Vivir mejor con menos medicinas: tomar el control de los tratamientos en la vejez
Por Yailet García Castillo, estudiante del Doctorado en Ciencias del Comportamiento Saludable del Instituto de Ciencias de la Salud (ICSa) de la UAEH
Fotografía: Gemini
En México y el mundo, muchas familias viven una realidad silenciosa: sus adultos mayores consumen demasiados medicamentos. A veces lo hacen sin supervisión médica o sin entender realmente para qué sirve cada fármaco. Este fenómeno, en el que se acumulan recetas para la presión, la diabetes o el dolor, se ha vuelto un reto urgente de salud pública que afecta directamente la calidad de vida de las personas mayores.
Aunque los tratamientos son vitales para controlar las enfermedades, con los años el cuerpo cambia: los riñones y el hígado trabajan más lento, por lo que los componentes activos permanecen más tiempo en el organismo, lo que provoca efectos adversos si no hay una supervisión adecuada.
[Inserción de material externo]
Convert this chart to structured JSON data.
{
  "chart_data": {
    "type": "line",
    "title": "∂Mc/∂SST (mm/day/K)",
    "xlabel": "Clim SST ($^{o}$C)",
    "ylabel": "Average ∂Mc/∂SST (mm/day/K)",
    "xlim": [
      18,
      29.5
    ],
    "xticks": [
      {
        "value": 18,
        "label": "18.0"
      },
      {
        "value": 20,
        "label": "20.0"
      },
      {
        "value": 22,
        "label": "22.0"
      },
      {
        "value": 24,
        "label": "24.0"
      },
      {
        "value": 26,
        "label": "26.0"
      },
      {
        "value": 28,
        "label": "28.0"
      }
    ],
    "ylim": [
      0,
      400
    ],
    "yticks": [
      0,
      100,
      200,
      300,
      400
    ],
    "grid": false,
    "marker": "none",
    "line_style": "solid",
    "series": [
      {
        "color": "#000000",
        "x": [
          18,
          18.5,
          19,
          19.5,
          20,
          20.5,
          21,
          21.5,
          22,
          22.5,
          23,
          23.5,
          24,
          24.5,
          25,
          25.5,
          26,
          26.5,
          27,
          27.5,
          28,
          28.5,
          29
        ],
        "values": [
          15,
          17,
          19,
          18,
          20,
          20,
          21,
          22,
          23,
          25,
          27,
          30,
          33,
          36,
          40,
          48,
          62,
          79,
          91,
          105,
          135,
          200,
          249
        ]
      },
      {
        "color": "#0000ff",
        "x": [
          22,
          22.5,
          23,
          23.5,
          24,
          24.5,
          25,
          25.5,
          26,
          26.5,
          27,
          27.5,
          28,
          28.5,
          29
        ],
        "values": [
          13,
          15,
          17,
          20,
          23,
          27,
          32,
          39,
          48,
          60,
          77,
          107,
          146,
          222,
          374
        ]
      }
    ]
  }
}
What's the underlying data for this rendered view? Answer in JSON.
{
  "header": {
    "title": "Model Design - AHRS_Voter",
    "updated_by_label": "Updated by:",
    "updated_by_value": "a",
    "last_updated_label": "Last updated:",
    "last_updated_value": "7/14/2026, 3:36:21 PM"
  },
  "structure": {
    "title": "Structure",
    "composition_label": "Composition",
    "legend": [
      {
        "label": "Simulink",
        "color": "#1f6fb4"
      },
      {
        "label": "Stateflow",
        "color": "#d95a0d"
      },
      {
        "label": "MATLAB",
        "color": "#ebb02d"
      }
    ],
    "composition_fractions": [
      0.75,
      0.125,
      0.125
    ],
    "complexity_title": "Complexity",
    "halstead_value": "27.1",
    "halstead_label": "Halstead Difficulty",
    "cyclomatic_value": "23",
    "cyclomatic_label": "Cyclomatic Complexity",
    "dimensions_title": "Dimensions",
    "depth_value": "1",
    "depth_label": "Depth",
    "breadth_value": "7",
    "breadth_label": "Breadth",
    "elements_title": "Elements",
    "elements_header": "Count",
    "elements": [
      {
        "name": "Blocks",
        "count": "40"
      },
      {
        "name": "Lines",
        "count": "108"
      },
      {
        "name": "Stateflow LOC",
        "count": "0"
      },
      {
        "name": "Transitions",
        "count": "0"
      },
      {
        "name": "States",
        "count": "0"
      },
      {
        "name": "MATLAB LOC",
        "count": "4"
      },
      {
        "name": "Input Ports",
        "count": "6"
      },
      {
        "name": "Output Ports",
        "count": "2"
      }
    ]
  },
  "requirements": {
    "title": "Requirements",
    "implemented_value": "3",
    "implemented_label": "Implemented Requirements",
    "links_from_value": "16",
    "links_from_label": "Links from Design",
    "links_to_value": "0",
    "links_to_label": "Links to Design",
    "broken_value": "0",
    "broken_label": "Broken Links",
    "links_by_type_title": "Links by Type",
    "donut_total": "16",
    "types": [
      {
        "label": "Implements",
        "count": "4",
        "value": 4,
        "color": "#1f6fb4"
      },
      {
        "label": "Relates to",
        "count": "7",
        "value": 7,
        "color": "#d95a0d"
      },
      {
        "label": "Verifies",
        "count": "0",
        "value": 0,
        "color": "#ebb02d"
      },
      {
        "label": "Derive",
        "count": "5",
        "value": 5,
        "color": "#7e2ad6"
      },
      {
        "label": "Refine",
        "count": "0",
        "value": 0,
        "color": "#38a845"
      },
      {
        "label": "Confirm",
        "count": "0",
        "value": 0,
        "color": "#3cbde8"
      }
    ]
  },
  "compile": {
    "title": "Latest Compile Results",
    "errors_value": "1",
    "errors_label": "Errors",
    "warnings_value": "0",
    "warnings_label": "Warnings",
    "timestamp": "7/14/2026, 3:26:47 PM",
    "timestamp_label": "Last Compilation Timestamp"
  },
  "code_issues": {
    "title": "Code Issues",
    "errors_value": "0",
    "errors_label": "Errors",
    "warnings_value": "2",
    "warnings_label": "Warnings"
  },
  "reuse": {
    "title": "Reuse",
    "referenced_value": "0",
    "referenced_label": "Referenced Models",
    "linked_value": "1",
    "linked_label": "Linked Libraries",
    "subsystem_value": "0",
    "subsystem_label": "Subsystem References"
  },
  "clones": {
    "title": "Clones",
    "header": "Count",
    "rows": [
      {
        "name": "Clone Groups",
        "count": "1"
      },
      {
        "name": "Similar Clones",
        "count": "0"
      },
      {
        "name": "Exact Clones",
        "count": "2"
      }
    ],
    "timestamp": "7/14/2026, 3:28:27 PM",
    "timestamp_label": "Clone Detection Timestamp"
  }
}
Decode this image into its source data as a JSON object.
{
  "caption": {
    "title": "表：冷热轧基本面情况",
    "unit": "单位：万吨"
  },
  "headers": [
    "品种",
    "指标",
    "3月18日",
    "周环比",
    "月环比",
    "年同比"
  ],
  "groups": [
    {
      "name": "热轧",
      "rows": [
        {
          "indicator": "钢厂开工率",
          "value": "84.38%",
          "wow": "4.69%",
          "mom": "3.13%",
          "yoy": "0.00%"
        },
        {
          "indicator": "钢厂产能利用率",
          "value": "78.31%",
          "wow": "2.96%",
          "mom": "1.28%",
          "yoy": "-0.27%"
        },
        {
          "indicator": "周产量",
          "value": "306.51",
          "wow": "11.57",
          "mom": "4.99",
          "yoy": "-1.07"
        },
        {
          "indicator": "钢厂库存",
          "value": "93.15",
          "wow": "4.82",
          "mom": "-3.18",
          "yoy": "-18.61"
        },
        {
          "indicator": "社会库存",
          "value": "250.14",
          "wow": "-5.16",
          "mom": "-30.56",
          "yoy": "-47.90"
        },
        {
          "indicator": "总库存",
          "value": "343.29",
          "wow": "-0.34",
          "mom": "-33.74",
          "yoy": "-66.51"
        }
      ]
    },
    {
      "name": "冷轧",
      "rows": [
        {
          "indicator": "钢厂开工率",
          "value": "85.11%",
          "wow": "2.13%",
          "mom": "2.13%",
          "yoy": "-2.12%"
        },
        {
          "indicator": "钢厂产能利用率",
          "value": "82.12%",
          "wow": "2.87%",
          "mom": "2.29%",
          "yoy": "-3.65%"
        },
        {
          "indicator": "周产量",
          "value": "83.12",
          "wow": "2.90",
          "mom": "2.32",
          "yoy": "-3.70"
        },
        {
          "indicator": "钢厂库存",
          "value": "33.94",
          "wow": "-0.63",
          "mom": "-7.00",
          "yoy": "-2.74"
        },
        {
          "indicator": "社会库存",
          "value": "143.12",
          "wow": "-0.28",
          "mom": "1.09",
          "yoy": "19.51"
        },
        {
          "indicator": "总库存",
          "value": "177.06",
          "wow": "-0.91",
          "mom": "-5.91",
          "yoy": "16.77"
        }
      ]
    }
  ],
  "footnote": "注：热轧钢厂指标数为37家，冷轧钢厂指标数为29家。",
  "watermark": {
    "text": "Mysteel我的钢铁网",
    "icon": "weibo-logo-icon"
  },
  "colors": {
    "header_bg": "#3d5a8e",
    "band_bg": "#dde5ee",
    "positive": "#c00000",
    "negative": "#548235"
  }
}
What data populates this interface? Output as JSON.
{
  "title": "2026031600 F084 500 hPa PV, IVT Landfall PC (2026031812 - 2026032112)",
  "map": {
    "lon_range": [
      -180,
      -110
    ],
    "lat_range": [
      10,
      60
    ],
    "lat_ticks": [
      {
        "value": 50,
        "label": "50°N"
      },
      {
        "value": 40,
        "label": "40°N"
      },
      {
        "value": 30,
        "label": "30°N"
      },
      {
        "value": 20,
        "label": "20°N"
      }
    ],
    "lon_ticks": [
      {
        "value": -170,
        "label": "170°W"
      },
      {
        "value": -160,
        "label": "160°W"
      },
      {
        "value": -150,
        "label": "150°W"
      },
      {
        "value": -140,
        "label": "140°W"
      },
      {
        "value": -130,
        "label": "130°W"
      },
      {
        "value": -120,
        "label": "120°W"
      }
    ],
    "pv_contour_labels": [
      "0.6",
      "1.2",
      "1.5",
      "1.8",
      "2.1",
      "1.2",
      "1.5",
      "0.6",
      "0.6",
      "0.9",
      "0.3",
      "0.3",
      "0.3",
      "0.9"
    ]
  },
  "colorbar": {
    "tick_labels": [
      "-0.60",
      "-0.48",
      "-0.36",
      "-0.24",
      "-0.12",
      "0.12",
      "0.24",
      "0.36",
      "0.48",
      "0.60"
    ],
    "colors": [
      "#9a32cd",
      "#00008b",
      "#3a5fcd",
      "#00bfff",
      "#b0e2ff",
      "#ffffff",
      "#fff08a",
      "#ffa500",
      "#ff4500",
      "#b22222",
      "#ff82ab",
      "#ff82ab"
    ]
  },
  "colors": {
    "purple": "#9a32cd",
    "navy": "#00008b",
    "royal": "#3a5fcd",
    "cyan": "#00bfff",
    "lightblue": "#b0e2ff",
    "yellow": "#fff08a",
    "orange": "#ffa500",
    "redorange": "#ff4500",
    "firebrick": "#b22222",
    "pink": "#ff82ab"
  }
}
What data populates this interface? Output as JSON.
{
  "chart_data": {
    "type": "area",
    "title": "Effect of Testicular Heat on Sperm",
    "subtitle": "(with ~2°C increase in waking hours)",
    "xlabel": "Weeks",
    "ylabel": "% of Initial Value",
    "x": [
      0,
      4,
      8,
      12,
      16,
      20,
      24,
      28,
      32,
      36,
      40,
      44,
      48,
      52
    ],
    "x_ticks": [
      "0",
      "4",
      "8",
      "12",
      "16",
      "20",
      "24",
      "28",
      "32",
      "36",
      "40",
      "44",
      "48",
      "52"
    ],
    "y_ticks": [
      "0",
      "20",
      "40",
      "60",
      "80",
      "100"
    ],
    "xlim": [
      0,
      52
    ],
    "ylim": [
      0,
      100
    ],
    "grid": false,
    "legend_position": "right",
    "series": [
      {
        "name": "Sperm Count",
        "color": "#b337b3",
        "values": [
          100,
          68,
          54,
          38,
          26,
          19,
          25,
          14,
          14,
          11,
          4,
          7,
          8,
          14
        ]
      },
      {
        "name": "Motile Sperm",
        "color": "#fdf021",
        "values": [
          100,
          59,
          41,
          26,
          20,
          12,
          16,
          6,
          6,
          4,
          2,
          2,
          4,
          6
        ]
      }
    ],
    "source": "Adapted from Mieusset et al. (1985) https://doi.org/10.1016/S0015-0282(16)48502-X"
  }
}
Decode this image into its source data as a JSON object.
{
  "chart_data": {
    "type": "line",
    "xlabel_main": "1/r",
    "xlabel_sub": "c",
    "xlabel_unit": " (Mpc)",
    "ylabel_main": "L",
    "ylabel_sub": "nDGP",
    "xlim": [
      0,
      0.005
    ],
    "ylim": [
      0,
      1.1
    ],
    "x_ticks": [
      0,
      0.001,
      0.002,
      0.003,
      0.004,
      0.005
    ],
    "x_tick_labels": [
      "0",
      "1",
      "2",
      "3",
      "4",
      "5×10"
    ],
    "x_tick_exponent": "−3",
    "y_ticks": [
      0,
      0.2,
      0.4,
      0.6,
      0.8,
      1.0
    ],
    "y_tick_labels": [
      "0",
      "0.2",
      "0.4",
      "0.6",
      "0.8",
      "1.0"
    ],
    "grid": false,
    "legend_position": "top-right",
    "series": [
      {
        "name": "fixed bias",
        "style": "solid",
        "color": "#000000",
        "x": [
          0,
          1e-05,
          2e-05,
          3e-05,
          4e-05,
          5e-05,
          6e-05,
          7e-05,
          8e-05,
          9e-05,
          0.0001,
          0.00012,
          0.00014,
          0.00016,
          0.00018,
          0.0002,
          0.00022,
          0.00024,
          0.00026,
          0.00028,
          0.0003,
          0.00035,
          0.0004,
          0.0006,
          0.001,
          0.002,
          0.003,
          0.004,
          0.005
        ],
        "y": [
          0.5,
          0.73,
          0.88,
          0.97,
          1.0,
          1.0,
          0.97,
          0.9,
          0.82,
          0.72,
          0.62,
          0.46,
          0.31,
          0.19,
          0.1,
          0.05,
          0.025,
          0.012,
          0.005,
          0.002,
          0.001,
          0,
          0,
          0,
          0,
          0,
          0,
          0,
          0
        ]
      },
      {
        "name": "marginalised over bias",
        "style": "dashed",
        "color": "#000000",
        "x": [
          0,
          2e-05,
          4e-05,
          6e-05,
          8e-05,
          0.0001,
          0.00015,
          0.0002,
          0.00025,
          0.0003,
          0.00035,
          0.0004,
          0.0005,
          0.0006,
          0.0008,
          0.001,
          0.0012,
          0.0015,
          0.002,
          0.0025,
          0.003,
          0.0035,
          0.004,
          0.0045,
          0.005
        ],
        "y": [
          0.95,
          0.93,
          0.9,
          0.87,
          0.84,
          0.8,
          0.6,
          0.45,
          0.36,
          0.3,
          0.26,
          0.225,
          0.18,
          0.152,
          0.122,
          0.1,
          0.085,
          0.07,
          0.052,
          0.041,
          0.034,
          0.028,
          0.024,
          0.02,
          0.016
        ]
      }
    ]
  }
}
Para enfrentar esta situación, entre 2026 y 2029 desarrollaré un programa de intervención dirigido a este sector de la población en Hidalgo, como parte de mi formación en este posgrado.
El objetivo central es vigilar la seguridad de los tratamientos y abrir canales de comunicación directa entre los pacientes, sus familias y el personal de salud a través de herramientas digitales y educativas.
Este proyecto no busca simplemente retirar medicamentos, sino garantizar que cada uno tenga un propósito claro y un beneficio comprobado. Se trabajará de la mano con los médicos para brindarles recursos que mejoren la calidad de sus prescripciones, considerando siempre la experiencia y las necesidades reales de cada individuo. Asimismo, se educará al adulto mayor sobre cómo reportar a los especialistas acerca de los eventos adversos, llevar un registro diario de sus dosis, evitar la automedicación y utilizar de manera adecuada diversos materiales informativos.
Un problema frecuente es que los pacientes visitan a varios especialistas y cada uno receta por su cuenta. Sin una revisión integral, es fácil acumular tratamientos que se repiten o que generan interacciones negativas. No es raro ver a personas tomando hasta diez pastillas diarias, muchas de ellas innecesarias o incluso contrapuestas.
Para frenar esto, surge este programa que vigilará que la salud no dependa solo de una receta, sino de un entorno capacitado para cuidar y observar cada reacción. A veces, síntomas como mareos, caídas, confusión o falta de apetito se minimizan como "achaques de la edad"; sin embargo, suelen ser efectos secundarios de la polifarmacia. Esto crea un efecto de "bola de nieve": se prescribe un nuevo fármaco para aliviar un malestar provocado por el tratamiento anterior, lo cual complica aún más el panorama clínico.
Este proyecto también se enfoca en la "fragilidad", ese estado donde el cuerpo es más vulnerable y que empeora con la sobremedicación. Se busca que tanto el médico como el paciente sepan reportar a tiempo cualquier malestar inusual a través de los canales institucionales de farmacovigilancia. El corazón de esta iniciativa es la escucha y la vigilancia activa. A través de entrevistas, se busca entender por qué las personas toman ciertos remedios o qué miedos tienen; muchas veces, una dosis se consume por mera costumbre o falta de información. Al conocer sus historias, se pueden diseñar soluciones más humanas y efectivas.
La meta es que el adulto mayor recupere su autonomía. Queremos que los pacientes y sus familias dejen de ser espectadores y se conviertan en participantes activos de su propio cuidado y bienestar. Vivir mejor con menos medicamentos es posible si ponemos a la persona en el centro. Tomar el control no es desafiar al médico, sino aprender a preguntar y decidir en conjunto. Este camino busca un envejecimiento más seguro, donde cada decisión esté respaldada por información clara y un sólido acompañamiento familiar.